Le deviner était franchement facile, mais c'était la dernière chose que je voulais. Je levai la tête et me tournai vers Hiyori. Comme on pouvait s'y attendre, à l'entrée du parc se tenait Konoha, en sueur.
“Euh…… Depuis le début. Enfin, quand je me suis réveillé j'ai réalisé que vous étiez tous les deux absents…… Alors, j'ai pensé que je devais venir vous chercher………”
Hiyori demanda à Konoha, rassemblant ses mots un par un, d'une voix tremblante :
“…… Cette conversation à l'intant, tu l'as entendue ?”
Konoha resta le même, et avec une expression qui ne laissait personne savoir ce qu'il pensait, il répondit du tac-au-tac:
“Hein ? Ouais, je l'ai entendue.”
Dès qu'Hiyori entendra ça, elle déguerpira quelque part, je pouvais clairement imaginer ce scénario à cet instant-là.
C'était grâce à cette pensée que je fus à une longueur d'avance d'Hiyori qui se rua hors du parc. Mes jambes couraient déjà vers elle.
……… Qu'est-ce que je voulais faire ?
Trouver une nouvelle excuse ?
Ou bien tenir la main d'Hiyori avant Konoha ?
Sans surprise, cette dernière venant de s'enfuir, elle avait déjà perdu la grâce qu'elle avait quand elle courait avant, dans les foules. Elle essayait juste de s'échapper d'ici, de quitter cet endroit en bougeant bêtement ses jambes.
Rien que quelques pas et je pouvais tenir sa main.
*
Mais alors que j'en étais si proche, le spectacle en face de moi me pétrifia. En face d'Hiyori, à la fin des bandes blanches conçues d'une manière régulière, brillait un feu rouge. Et la signification de ça… C'était quelque chose qui pouvait facilement être compris sans même y réfléchir.

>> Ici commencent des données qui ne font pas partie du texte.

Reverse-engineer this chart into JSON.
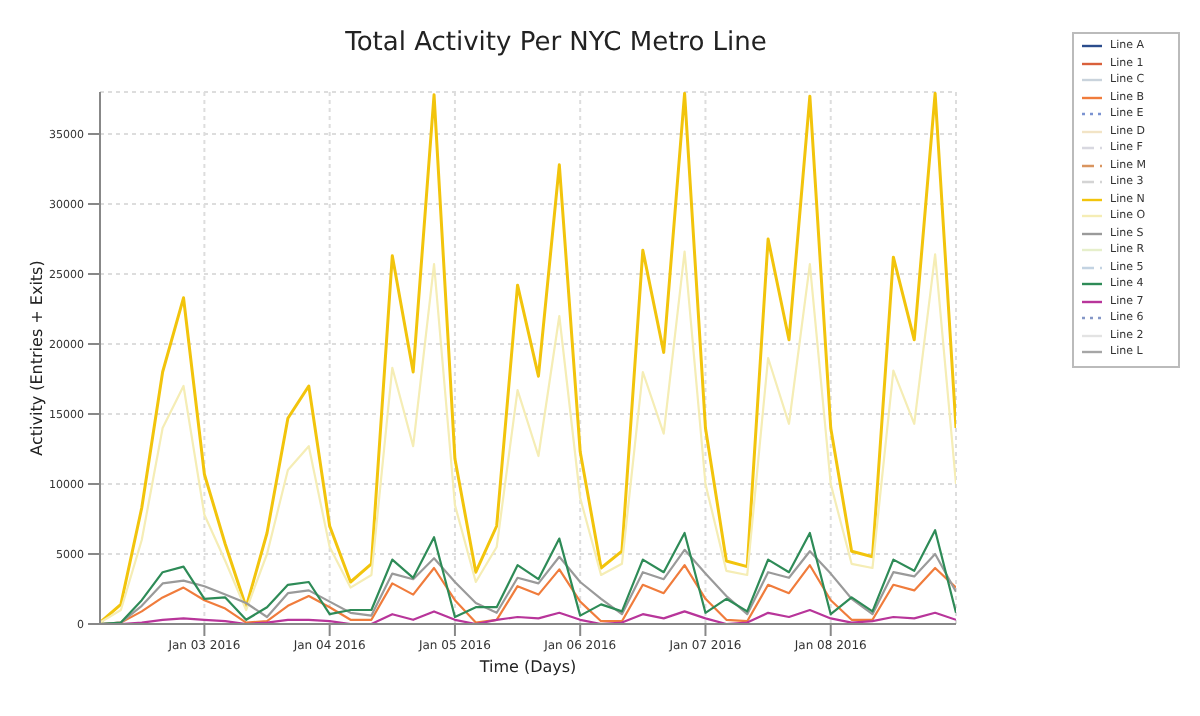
{
  "chart_data": {
    "type": "line",
    "title": "Total Activity Per NYC Metro Line",
    "xlabel": "Time (Days)",
    "ylabel": "Activity (Entries + Exits)",
    "x": [
      "2016-01-02T04:00",
      "2016-01-02T08:00",
      "2016-01-02T12:00",
      "2016-01-02T16:00",
      "2016-01-02T20:00",
      "2016-01-03T00:00",
      "2016-01-03T04:00",
      "2016-01-03T08:00",
      "2016-01-03T12:00",
      "2016-01-03T16:00",
      "2016-01-03T20:00",
      "2016-01-04T00:00",
      "2016-01-04T04:00",
      "2016-01-04T08:00",
      "2016-01-04T12:00",
      "2016-01-04T16:00",
      "2016-01-04T20:00",
      "2016-01-05T00:00",
      "2016-01-05T04:00",
      "2016-01-05T08:00",
      "2016-01-05T12:00",
      "2016-01-05T16:00",
      "2016-01-05T20:00",
      "2016-01-06T00:00",
      "2016-01-06T04:00",
      "2016-01-06T08:00",
      "2016-01-06T12:00",
      "2016-01-06T16:00",
      "2016-01-06T20:00",
      "2016-01-07T00:00",
      "2016-01-07T04:00",
      "2016-01-07T08:00",
      "2016-01-07T12:00",
      "2016-01-07T16:00",
      "2016-01-07T20:00",
      "2016-01-08T00:00",
      "2016-01-08T04:00",
      "2016-01-08T08:00",
      "2016-01-08T12:00",
      "2016-01-08T16:00",
      "2016-01-08T20:00",
      "2016-01-09T00:00"
    ],
    "xlim": [
      "2016-01-02T04:00",
      "2016-01-09T00:00"
    ],
    "xticks": [
      {
        "value": "2016-01-03",
        "label": "Jan 03 2016"
      },
      {
        "value": "2016-01-04",
        "label": "Jan 04 2016"
      },
      {
        "value": "2016-01-05",
        "label": "Jan 05 2016"
      },
      {
        "value": "2016-01-06",
        "label": "Jan 06 2016"
      },
      {
        "value": "2016-01-07",
        "label": "Jan 07 2016"
      },
      {
        "value": "2016-01-08",
        "label": "Jan 08 2016"
      }
    ],
    "ylim": [
      0,
      38000
    ],
    "yticks": [
      0,
      5000,
      10000,
      15000,
      20000,
      25000,
      30000,
      35000
    ],
    "grid": true,
    "legend": "right",
    "marker": "none",
    "series": [
      {
        "name": "Line A",
        "color": "#2b4c8c",
        "values": [
          null,
          null,
          null,
          null,
          null,
          null,
          null,
          null,
          null,
          null,
          null,
          null,
          null,
          null,
          null,
          null,
          null,
          null,
          null,
          null,
          null,
          null,
          null,
          null,
          null,
          null,
          null,
          null,
          null,
          null,
          null,
          null,
          null,
          null,
          null,
          null,
          null,
          null,
          null,
          null,
          null,
          null
        ]
      },
      {
        "name": "Line 1",
        "color": "#d9603b",
        "values": [
          null,
          null,
          null,
          null,
          null,
          null,
          null,
          null,
          null,
          null,
          null,
          null,
          null,
          null,
          null,
          null,
          null,
          null,
          null,
          null,
          null,
          null,
          null,
          null,
          null,
          null,
          null,
          null,
          null,
          null,
          null,
          null,
          null,
          null,
          null,
          null,
          null,
          null,
          null,
          null,
          null,
          null
        ]
      },
      {
        "name": "Line C",
        "color": "#c9d3dc",
        "values": [
          null,
          null,
          null,
          null,
          null,
          null,
          null,
          null,
          null,
          null,
          null,
          null,
          null,
          null,
          null,
          null,
          null,
          null,
          null,
          null,
          null,
          null,
          null,
          null,
          null,
          null,
          null,
          null,
          null,
          null,
          null,
          null,
          null,
          null,
          null,
          null,
          null,
          null,
          null,
          null,
          null,
          null
        ]
      },
      {
        "name": "Line B",
        "color": "#f07c3c",
        "values": [
          0,
          100,
          900,
          1900,
          2600,
          1700,
          1100,
          100,
          200,
          1300,
          2000,
          1200,
          300,
          300,
          2900,
          2100,
          4000,
          1700,
          100,
          300,
          2700,
          2100,
          3900,
          1600,
          200,
          200,
          2800,
          2200,
          4200,
          1800,
          300,
          200,
          2800,
          2200,
          4200,
          1700,
          300,
          300,
          2800,
          2400,
          4000,
          2600
        ]
      },
      {
        "name": "Line E",
        "color": "#7b93d1",
        "line_style": "dotted",
        "values": [
          null,
          null,
          null,
          null,
          null,
          null,
          null,
          null,
          null,
          null,
          null,
          null,
          null,
          null,
          null,
          null,
          null,
          null,
          null,
          null,
          null,
          null,
          null,
          null,
          null,
          null,
          null,
          null,
          null,
          null,
          null,
          null,
          null,
          null,
          null,
          null,
          null,
          null,
          null,
          null,
          null,
          null
        ]
      },
      {
        "name": "Line D",
        "color": "#f2e4c6",
        "values": [
          null,
          null,
          null,
          null,
          null,
          null,
          null,
          null,
          null,
          null,
          null,
          null,
          null,
          null,
          null,
          null,
          null,
          null,
          null,
          null,
          null,
          null,
          null,
          null,
          null,
          null,
          null,
          null,
          null,
          null,
          null,
          null,
          null,
          null,
          null,
          null,
          null,
          null,
          null,
          null,
          null,
          null
        ]
      },
      {
        "name": "Line F",
        "color": "#d8d8e0",
        "line_style": "dashed",
        "values": [
          null,
          null,
          null,
          null,
          null,
          null,
          null,
          null,
          null,
          null,
          null,
          null,
          null,
          null,
          null,
          null,
          null,
          null,
          null,
          null,
          null,
          null,
          null,
          null,
          null,
          null,
          null,
          null,
          null,
          null,
          null,
          null,
          null,
          null,
          null,
          null,
          null,
          null,
          null,
          null,
          null,
          null
        ]
      },
      {
        "name": "Line M",
        "color": "#d9955f",
        "line_style": "dashed",
        "values": [
          null,
          null,
          null,
          null,
          null,
          null,
          null,
          null,
          null,
          null,
          null,
          null,
          null,
          null,
          null,
          null,
          null,
          null,
          null,
          null,
          null,
          null,
          null,
          null,
          null,
          null,
          null,
          null,
          null,
          null,
          null,
          null,
          null,
          null,
          null,
          null,
          null,
          null,
          null,
          null,
          null,
          null
        ]
      },
      {
        "name": "Line 3",
        "color": "#d4d4d4",
        "line_style": "dashed",
        "values": [
          null,
          null,
          null,
          null,
          null,
          null,
          null,
          null,
          null,
          null,
          null,
          null,
          null,
          null,
          null,
          null,
          null,
          null,
          null,
          null,
          null,
          null,
          null,
          null,
          null,
          null,
          null,
          null,
          null,
          null,
          null,
          null,
          null,
          null,
          null,
          null,
          null,
          null,
          null,
          null,
          null,
          null
        ]
      },
      {
        "name": "Line N",
        "color": "#f2c40c",
        "values": [
          100,
          1400,
          8300,
          18000,
          23300,
          10700,
          5700,
          1200,
          6500,
          14700,
          17000,
          7000,
          3000,
          4300,
          26300,
          18000,
          37800,
          11800,
          3700,
          7000,
          24200,
          17700,
          32800,
          12300,
          4000,
          5200,
          26700,
          19400,
          37900,
          14000,
          4500,
          4100,
          27500,
          20300,
          37700,
          14000,
          5200,
          4800,
          26200,
          20300,
          37900,
          14000
        ]
      },
      {
        "name": "Line O",
        "color": "#f5edb5",
        "values": [
          100,
          1000,
          6000,
          14000,
          17000,
          7800,
          4500,
          1000,
          5000,
          11000,
          12700,
          5500,
          2600,
          3500,
          18300,
          12700,
          25700,
          8500,
          3000,
          5500,
          16700,
          12000,
          22000,
          9000,
          3500,
          4300,
          18000,
          13600,
          26600,
          10000,
          3800,
          3500,
          19000,
          14300,
          25700,
          10000,
          4300,
          4000,
          18100,
          14300,
          26400,
          10000
        ]
      },
      {
        "name": "Line S",
        "color": "#9a9a9a",
        "values": [
          0,
          100,
          1300,
          2900,
          3100,
          2700,
          2100,
          1500,
          500,
          2200,
          2400,
          1600,
          800,
          600,
          3600,
          3200,
          4700,
          3000,
          1500,
          800,
          3300,
          2900,
          4800,
          3000,
          1800,
          700,
          3700,
          3200,
          5300,
          3600,
          2000,
          700,
          3700,
          3300,
          5200,
          3600,
          1800,
          700,
          3700,
          3400,
          5000,
          2300
        ]
      },
      {
        "name": "Line R",
        "color": "#e6efcb",
        "values": [
          null,
          null,
          null,
          null,
          null,
          null,
          null,
          null,
          null,
          null,
          null,
          null,
          null,
          null,
          null,
          null,
          null,
          null,
          null,
          null,
          null,
          null,
          null,
          null,
          null,
          null,
          null,
          null,
          null,
          null,
          null,
          null,
          null,
          null,
          null,
          null,
          null,
          null,
          null,
          null,
          null,
          null
        ]
      },
      {
        "name": "Line 5",
        "color": "#c3d3e2",
        "line_style": "dashed",
        "values": [
          null,
          null,
          null,
          null,
          null,
          null,
          null,
          null,
          null,
          null,
          null,
          null,
          null,
          null,
          null,
          null,
          null,
          null,
          null,
          null,
          null,
          null,
          null,
          null,
          null,
          null,
          null,
          null,
          null,
          null,
          null,
          null,
          null,
          null,
          null,
          null,
          null,
          null,
          null,
          null,
          null,
          null
        ]
      },
      {
        "name": "Line 4",
        "color": "#2e8b57",
        "values": [
          0,
          100,
          1700,
          3700,
          4100,
          1800,
          1900,
          300,
          1200,
          2800,
          3000,
          700,
          1000,
          1000,
          4600,
          3300,
          6200,
          500,
          1200,
          1200,
          4200,
          3200,
          6100,
          600,
          1400,
          900,
          4600,
          3700,
          6500,
          800,
          1800,
          900,
          4600,
          3700,
          6500,
          700,
          1900,
          900,
          4600,
          3800,
          6700,
          800
        ]
      },
      {
        "name": "Line 7",
        "color": "#b8359a",
        "values": [
          0,
          0,
          100,
          300,
          400,
          300,
          200,
          0,
          100,
          300,
          300,
          200,
          0,
          0,
          700,
          300,
          900,
          300,
          0,
          300,
          500,
          400,
          800,
          300,
          0,
          100,
          700,
          400,
          900,
          400,
          0,
          100,
          800,
          500,
          1000,
          400,
          100,
          200,
          500,
          400,
          800,
          300
        ]
      },
      {
        "name": "Line 6",
        "color": "#8597c7",
        "line_style": "dotted",
        "values": [
          null,
          null,
          null,
          null,
          null,
          null,
          null,
          null,
          null,
          null,
          null,
          null,
          null,
          null,
          null,
          null,
          null,
          null,
          null,
          null,
          null,
          null,
          null,
          null,
          null,
          null,
          null,
          null,
          null,
          null,
          null,
          null,
          null,
          null,
          null,
          null,
          null,
          null,
          null,
          null,
          null,
          null
        ]
      },
      {
        "name": "Line 2",
        "color": "#e3e3e3",
        "values": [
          null,
          null,
          null,
          null,
          null,
          null,
          null,
          null,
          null,
          null,
          null,
          null,
          null,
          null,
          null,
          null,
          null,
          null,
          null,
          null,
          null,
          null,
          null,
          null,
          null,
          null,
          null,
          null,
          null,
          null,
          null,
          null,
          null,
          null,
          null,
          null,
          null,
          null,
          null,
          null,
          null,
          null
        ]
      },
      {
        "name": "Line L",
        "color": "#a6a6a6",
        "values": [
          null,
          null,
          null,
          null,
          null,
          null,
          null,
          null,
          null,
          null,
          null,
          null,
          null,
          null,
          null,
          null,
          null,
          null,
          null,
          null,
          null,
          null,
          null,
          null,
          null,
          null,
          null,
          null,
          null,
          null,
          null,
          null,
          null,
          null,
          null,
          null,
          null,
          null,
          null,
          null,
          null,
          null
        ]
      }
    ]
  }
}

Cela représentait, sans aucun doute possible, “LE DESESPOIR”
“HIYORI !! FEU ROUGE !!!”
Rien qu'un, rien qu'un seul pas……… Non, il était déjà trop tard. Mon dernier geste était si spontané que ça me surprit. Avais-je déjà fait quelque chose d'aussi audacieux envers Hiyori auparavant ? Au vu de son regard surpris, je pouvais dire qu'elle ne s'était pas du tout attendue à ce qui arriva ensuite. Je ne m'y étais pas attendu non plus, ainsi nous étions pareils.
Avant que le camion ne s'approche avec un lourd bruit, je fis enfin réellement le voeu de tenir la main d'Hiyori jusqu'à la toute fin.